Yes, apparently, there is such a thing as Big Helium – or, at least, the helium industry is big enough to persuade U.S. senators to write legislation specifically designed for its benefit.
S. 2374, also known as the Helium Stewardship Act, has been written to protect the helium industry from the consequences of the dissolution of the Federal Helium Reserve. The Federal Helium Reserve is a gigantic collection of the lighter-than-air gas, held in immense tanks underground, perhaps so that they don’t go floating away, outside of Amarillo, Texas.
The federal budget deficit has been ballooning for some time now, and sales from the Federal Helium Reserve could provide 1.3 billion dollars in revenue to reduce the deficit. Reducing the federal deficit is a good thing for the American people generally, but the helium industry is worried that the public good could cut into its profits.
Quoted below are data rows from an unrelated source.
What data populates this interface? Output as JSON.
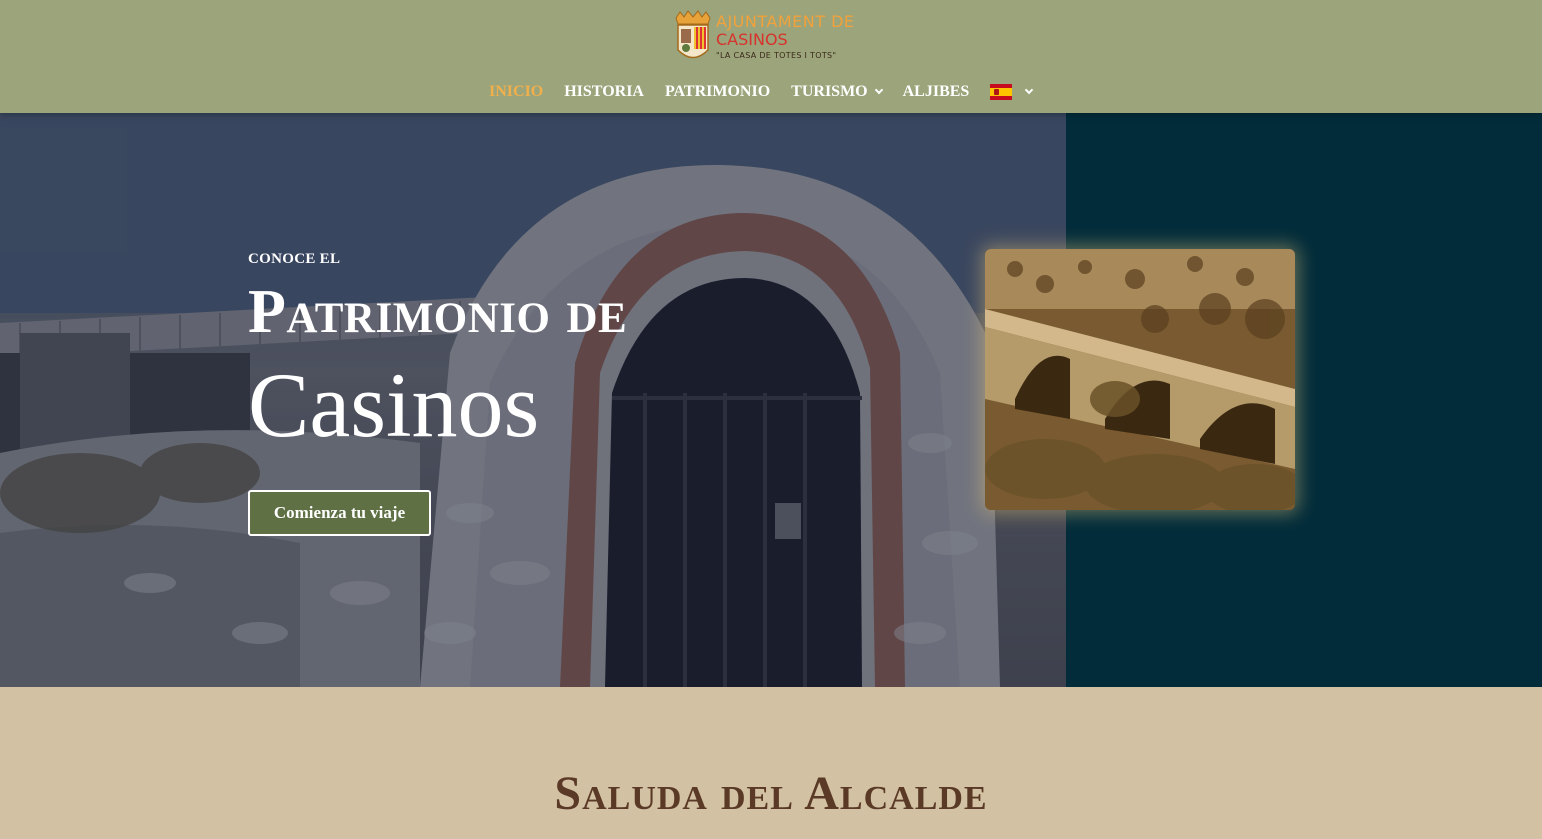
{
  "header": {
    "logo": {
      "line1": "AJUNTAMENT DE",
      "line2": "CASINOS",
      "tagline": "\"LA CASA DE TOTES I TOTS\""
    },
    "nav": [
      {
        "label": "INICIO",
        "active": true
      },
      {
        "label": "HISTORIA"
      },
      {
        "label": "PATRIMONIO"
      },
      {
        "label": "TURISMO",
        "has_dropdown": true
      },
      {
        "label": "ALJIBES"
      }
    ],
    "language": {
      "icon": "spain-flag-icon",
      "has_dropdown": true
    }
  },
  "hero": {
    "eyebrow": "CONOCE EL",
    "title_line1": "Patrimonio de",
    "title_line2": "Casinos",
    "cta_label": "Comienza tu viaje"
  },
  "section": {
    "title": "Saluda del Alcalde"
  },
  "colors": {
    "header_bg": "#9ba47b",
    "nav_active": "#f1b04c",
    "hero_right_bg": "#022c3a",
    "cta_bg": "#5e7044",
    "page_bg": "#d3c1a3",
    "section_title": "#5a3a26"
  }
}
If the Federal Helium Reserve were to sell off the vast amounts of helium it currently holds, the price of helium would drop. This would be a boon to medical researchers who use helium in their diagnostic equipment. Circuses and used car dealerships would also see their helium expenses reduced. The helium industry, however, would make less profit on every tank of helium sold.
(There’s also the risk that a sudden release of helium could temporarily raise the pitch of Americans’ voices, causing American men to become temporarily less attractive to foreign women, resulting in an imbalance in green card applications that could spread throughout the entire immigration system, as well as threatening family values.)
Of course, the helium industry has enjoyed moderately inflated helium prices in the past, thanks to the additional market pressure created by federal government purchases of helium. Maybe this is a case of what goes around comes around.
The idea of the influence of Big Helium sounds like a joke, but actually, the helium industry is tied to one of the most powerful – and profitable – industries in the nation: The oil and gas industry. Helium is most commonly found alongside natural gas, so it’s gas drilling companies that are involved in capturing helium and sending it to big refineries. The companies that are pumping out helium are part of an industrial network that’s got plenty of cash on hand – enough cash to survive a temporary market dip, and enough cash to gain the attention of members of Congress.